Cheson Bruce D, Crawford Jeanette
Georgetown University Hospital, Lombardi Comprehensive Cancer Center, Washington, DC, USA.
Br J Haematol. 2015 May;169(4):528-33. doi: 10.1111/bjh.13321. Epub 2015 Mar 7.

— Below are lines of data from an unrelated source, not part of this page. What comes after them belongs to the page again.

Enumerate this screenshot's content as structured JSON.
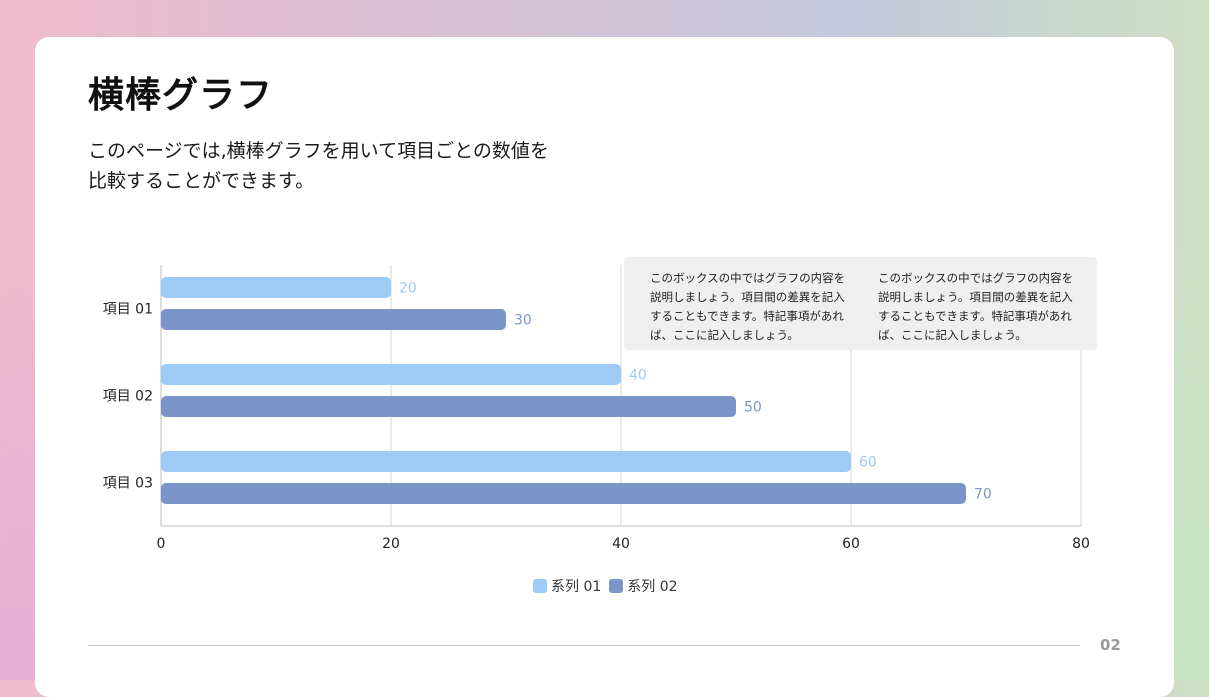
{
  "title": "横棒グラフ",
  "description_line1": "このページでは,横棒グラフを用いて項目ごとの数値を",
  "description_line2": "比較することができます。",
  "note": {
    "col1": "このボックスの中ではグラフの内容を説明しましょう。項目間の差異を記入することもできます。特記事項があれば、ここに記入しましょう。",
    "col2": "このボックスの中ではグラフの内容を説明しましょう。項目間の差異を記入することもできます。特記事項があれば、ここに記入しましょう。"
  },
  "page_number": "02",
  "colors": {
    "series1": "#9ecbf5",
    "series2": "#7b95c9",
    "grid": "#d6d6d6",
    "axis_text": "#222222"
  },
  "chart_data": {
    "type": "bar",
    "orientation": "horizontal",
    "categories": [
      "項目 01",
      "項目 02",
      "項目 03"
    ],
    "series": [
      {
        "name": "系列 01",
        "values": [
          20,
          40,
          60
        ]
      },
      {
        "name": "系列 02",
        "values": [
          30,
          50,
          70
        ]
      }
    ],
    "xlim": [
      0,
      80
    ],
    "xticks": [
      0,
      20,
      40,
      60,
      80
    ],
    "data_labels": true,
    "grid": true,
    "legend": "bottom-center"
  }
}
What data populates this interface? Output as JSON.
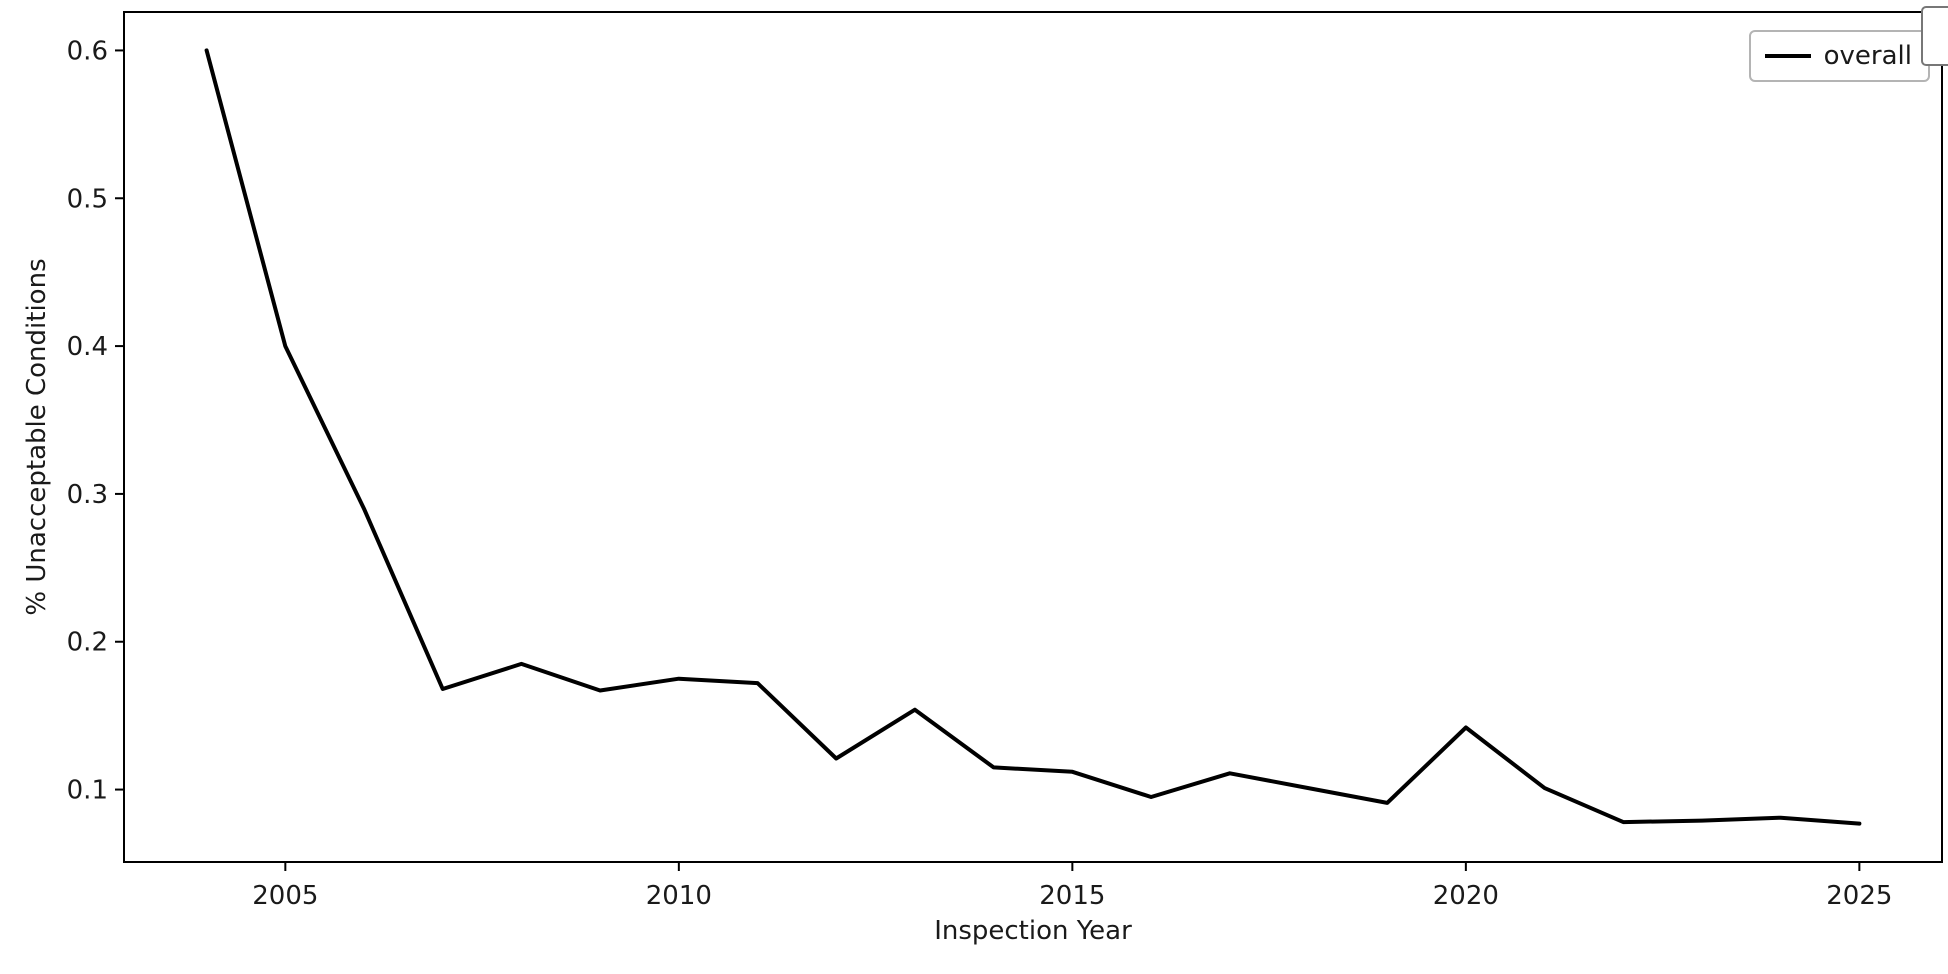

Many patients with non-Hodgkin (NHL) or Hodgkin lymphoma (HL) relapse or are refractory to initial therapy and require additional options. Bendamustine (B), lenalidomide (L) and rituximab (R) each have activity in this setting. This study was performed to determine the safety of BLR and its optimal phase II dose. Patients with NHL or HL failing standard therapies received B (90 mg/m(2) days 1, 2 every 28 days), and L (escalating from 5 mg 21/28 days) for six cycles, followed by 6 months of L. At the highest dose R 375 mg/m(2) on day one of each cycle was added for patients with B-NHL. Histologies included diffuse large B-cell lymphoma (DLBCL, 11), marginal zone lymphoma (3), HL (2), and one each of transformed follicular lymphoma, Sézary syndrome, Waldenström macroglobulinaemia and mantle cell lymphoma. Neutropenia was the most common grade 3 and 4 toxicity, but no maximum tolerated dose was identified. Of 20 patients, seven responded (35%), including four complete remissions, with five unmaintained responses from 28+ to 37+ months, including 2 DLBCL. BR with 20 mg l at, 21/28 days achieved durable responses; however, in light of its modest activity, and the availability of newer targeted therapies, the future of BLR is uncertain.
许多非霍奇金淋巴瘤(NHL)或霍奇金淋巴瘤(HL)患者会复发或对初始治疗耐药,需要更多治疗选择。苯达莫司汀(B)、来那度胺(L)和利妥昔单抗(R)在此种情况下均有活性。本研究旨在确定BLR方案的安全性及其最佳II期剂量。标准治疗失败的NHL或HL患者接受B(90mg/m²,第1、2天,每28天一次)和L(从5mg开始,21/28天递增),共六个周期,随后接受6个月的L治疗。对于B-NHL患者,在每个周期的第1天添加最高剂量为375mg/m²的R。组织学类型包括弥漫性大B细胞淋巴瘤(DLBCL,11例)、边缘区淋巴瘤(3例)、HL(2例),以及转化滤泡性淋巴瘤、塞扎里综合征、华氏巨球蛋白血症和套细胞淋巴瘤各1例。中性粒细胞减少是最常见的3级和4级毒性反应,但未确定最大耐受剂量。20例患者中,7例有反应(35%),包括4例完全缓解,5例未维持反应持续28 +至37 +个月,其中包括2例DLBCL。20mg l at,21/28天的BR方案取得了持久反应;然而,鉴于其活性一般,且有更新的靶向治疗药物可用,BLR方案的前景尚不确定。